CMS looking at quality metrics to get ACA exchange plans into value-based care

Affordable Care Act (ACA) marketplace officials are hoping to get more plans into value-based care arrangements as regulators hope to not just build on getting people covered, according to federal officials. 

Officials with the Centers for Medicare & Medicaid Services (CMS) spoke Thursday at the Health Care Payment Learning and Action Network Summit on value-based care, and one of the key takeaways was how agency officials are pushing to align quality standards across government programs like Medicare, Medicaid and the ACA exchanges to spur greater investment in value-based care. 

Agency officials said a lot of effort on the ACA’s insurance marketplaces has focused on enrollment and expanding coverage. The ACA exchanges boasted a record-high 14.5 million sign-ups for the 2022 coverage year, thanks in part to enhanced premium subsidies that are in effect through 2025.

“Right now, we’re at a high point in our marketplace and experiencing some momentum here that allows us to make sure that we are continuing to build the market but also focus on the outcomes we are delivering to our consumers,” said Ellen Montz, director of CMS’ Center for Consumer Information and Insurance Oversight.
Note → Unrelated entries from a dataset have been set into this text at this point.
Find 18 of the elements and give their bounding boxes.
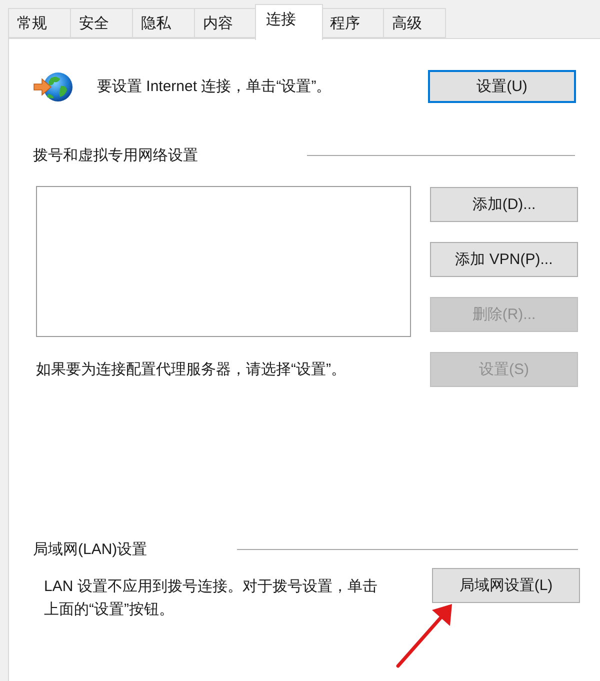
tab[interactable]: 安全 [70,8,133,38]
tab[interactable]: 隐私 [132,8,195,38]
tab[interactable]: 连接 [255,4,323,40]
section-heading: 拨号和虚拟专用网络设置 [33,146,198,164]
proxy-hint-text: 如果要为连接配置代理服务器，请选择“设置”。 [36,360,347,379]
setup-hint-text: 要设置 Internet 连接，单击“设置”。 [97,77,332,96]
lan-settings-button[interactable]: 局域网设置(L) [432,568,580,603]
setup-button[interactable]: 设置(U) [428,70,576,103]
tab[interactable]: 程序 [321,8,384,38]
tab[interactable]: 内容 [194,8,257,38]
section-heading: 局域网(LAN)设置 [33,540,148,558]
tab[interactable]: 常规 [8,8,71,38]
lan-hint-text: LAN 设置不应用到拨号连接。对于拨号设置，单击上面的“设置”按钮。 [44,577,378,620]
connections-listbox[interactable] [36,186,411,337]
dialup-button[interactable]: 添加 VPN(P)... [430,242,578,277]
globe-arrow-icon [33,72,73,102]
dialup-button[interactable]: 添加(D)... [430,187,578,222]
tab[interactable]: 高级 [383,8,446,38]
While some plans do participate in value-based care arrangements, CMS is hoping to send a stronger signal to get plans involved.

“We’ve been having lots of discussions with those plans, [and we] have a foundational tool … that can be used for paying for value,” Montz said, referring to the quality metrics and quality rating system.

The agency is trying to align its quality metrics across the center’s various programs to send a signal to providers on where to focus their efforts. 

“When people are rowing in the same direction … where providers can know here is a good place to invest in changing workflows … you can really move the needle on quality and provision of care,” said Meena Seshamani, director of Medicare at CMS. 

This effort to align quality standards can also help ease administrative burden and with it provider burnout, which has been made much worse by the COVID-19 pandemic, she added. 

There could also be further alignment on not just quality metrics but also data collection on improving equity.

To consider the factors that can impact health disparities, regulators must work “in concert with each other so that, again, resources are put to bear in the most effective way possible,” Seshamani said.

Several CMS programs are searching for ways to hold plans and providers accountable for health equity, including adding new requirements for data collection. The Center for Medicare and Medicaid Innovation, for instance, is requiring participants in its ACO REACH model to create an equity plan that identifies equity gaps and a strategy to close them.